Après un déjeuner offert par le couple impérial, le chef de l'Etat doit s'envoler pour la Corée du Sud, où il doit rencontrer le président Lee Jae Myung.

Jeudi matin, Emmanuel Macron avait retrouvé la Première ministre japonaise Sanae Takaichi pour le deuxième jour consécutif, lors d'une visite auprès de la société Astroscale, spécialisée dans la lutte contre les débris dans l'espace. Astrocale a une filiale en France et un partenariat avec le français Exotrail.
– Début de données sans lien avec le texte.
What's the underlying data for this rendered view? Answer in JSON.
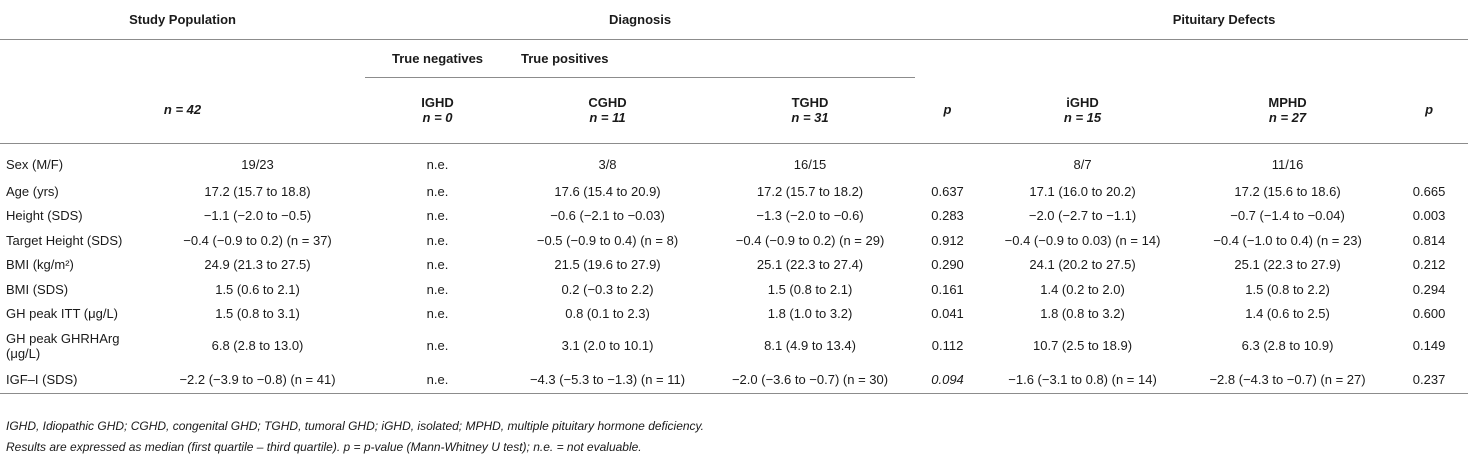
{
  "headers": {
    "study_population": "Study Population",
    "diagnosis": "Diagnosis",
    "pituitary_defects": "Pituitary Defects",
    "true_negatives": "True negatives",
    "true_positives": "True positives",
    "n_total": "n = 42",
    "ighd": "IGHD",
    "ighd_n": "n = 0",
    "cghd": "CGHD",
    "cghd_n": "n = 11",
    "tghd": "TGHD",
    "tghd_n": "n = 31",
    "p1": "p",
    "isghd": "iGHD",
    "isghd_n": "n = 15",
    "mphd": "MPHD",
    "mphd_n": "n = 27",
    "p2": "p"
  },
  "rows": [
    {
      "label": "Sex (M/F)",
      "total": "19/23",
      "ighd": "n.e.",
      "cghd": "3/8",
      "tghd": "16/15",
      "p1": "",
      "isghd": "8/7",
      "mphd": "11/16",
      "p2": ""
    },
    {
      "label": "Age (yrs)",
      "total": "17.2 (15.7 to 18.8)",
      "ighd": "n.e.",
      "cghd": "17.6 (15.4 to 20.9)",
      "tghd": "17.2 (15.7 to 18.2)",
      "p1": "0.637",
      "isghd": "17.1 (16.0 to 20.2)",
      "mphd": "17.2 (15.6 to 18.6)",
      "p2": "0.665"
    },
    {
      "label": "Height (SDS)",
      "total": "−1.1 (−2.0 to −0.5)",
      "ighd": "n.e.",
      "cghd": "−0.6 (−2.1 to −0.03)",
      "tghd": "−1.3 (−2.0 to −0.6)",
      "p1": "0.283",
      "isghd": "−2.0 (−2.7 to −1.1)",
      "mphd": "−0.7 (−1.4 to −0.04)",
      "p2": "0.003"
    },
    {
      "label": "Target Height (SDS)",
      "total": "−0.4 (−0.9 to 0.2) (n = 37)",
      "ighd": "n.e.",
      "cghd": "−0.5 (−0.9 to 0.4) (n = 8)",
      "tghd": "−0.4 (−0.9 to 0.2) (n = 29)",
      "p1": "0.912",
      "isghd": "−0.4 (−0.9 to 0.03) (n = 14)",
      "mphd": "−0.4 (−1.0 to 0.4) (n = 23)",
      "p2": "0.814"
    },
    {
      "label": "BMI (kg/m²)",
      "total": "24.9 (21.3 to 27.5)",
      "ighd": "n.e.",
      "cghd": "21.5 (19.6 to 27.9)",
      "tghd": "25.1 (22.3 to 27.4)",
      "p1": "0.290",
      "isghd": "24.1 (20.2 to 27.5)",
      "mphd": "25.1 (22.3 to 27.9)",
      "p2": "0.212"
    },
    {
      "label": "BMI (SDS)",
      "total": "1.5 (0.6 to 2.1)",
      "ighd": "n.e.",
      "cghd": "0.2 (−0.3 to 2.2)",
      "tghd": "1.5 (0.8 to 2.1)",
      "p1": "0.161",
      "isghd": "1.4 (0.2 to 2.0)",
      "mphd": "1.5 (0.8 to 2.2)",
      "p2": "0.294"
    },
    {
      "label": "GH peak ITT (μg/L)",
      "total": "1.5 (0.8 to 3.1)",
      "ighd": "n.e.",
      "cghd": "0.8 (0.1 to 2.3)",
      "tghd": "1.8 (1.0 to 3.2)",
      "p1": "0.041",
      "isghd": "1.8 (0.8 to 3.2)",
      "mphd": "1.4 (0.6 to 2.5)",
      "p2": "0.600"
    },
    {
      "label": "GH peak GHRHArg (μg/L)",
      "total": "6.8 (2.8 to 13.0)",
      "ighd": "n.e.",
      "cghd": "3.1 (2.0 to 10.1)",
      "tghd": "8.1 (4.9 to 13.4)",
      "p1": "0.112",
      "isghd": "10.7 (2.5 to 18.9)",
      "mphd": "6.3 (2.8 to 10.9)",
      "p2": "0.149"
    },
    {
      "label": "IGF–I (SDS)",
      "total": "−2.2 (−3.9 to −0.8) (n = 41)",
      "ighd": "n.e.",
      "cghd": "−4.3 (−5.3 to −1.3) (n = 11)",
      "tghd": "−2.0 (−3.6 to −0.7) (n = 30)",
      "p1": "0.094",
      "isghd": "−1.6 (−3.1 to 0.8) (n = 14)",
      "mphd": "−2.8 (−4.3 to −0.7) (n = 27)",
      "p2": "0.237"
    }
  ],
  "footnotes": {
    "line1": "IGHD, Idiopathic GHD; CGHD, congenital GHD; TGHD, tumoral GHD; iGHD, isolated; MPHD, multiple pituitary hormone deficiency.",
    "line2": "Results are expressed as median (first quartile – third quartile). p = p-value (Mann-Whitney U test); n.e. = not evaluable."
  }
}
"C'est une parfaite illustration de ce qu'est la coopération spatiale entre le Japon et la France", a-t-il dit, alors que l'espace est l'un des secteurs pour lesquels il a appelé la veille au renforcement des partenariats bilatéraux.

"Comment oeuvrer à une mission d'intérêt général pour un espace durable", avec "le désorbitage et la destruction des débris spatiaux qui aujourd'hui sont une vraie problématique", est une question qui était "au coeur du G7 porté par le Japon" et sera "au coeur aussi du G7 que la France préside cette année", a-t-il ajouté.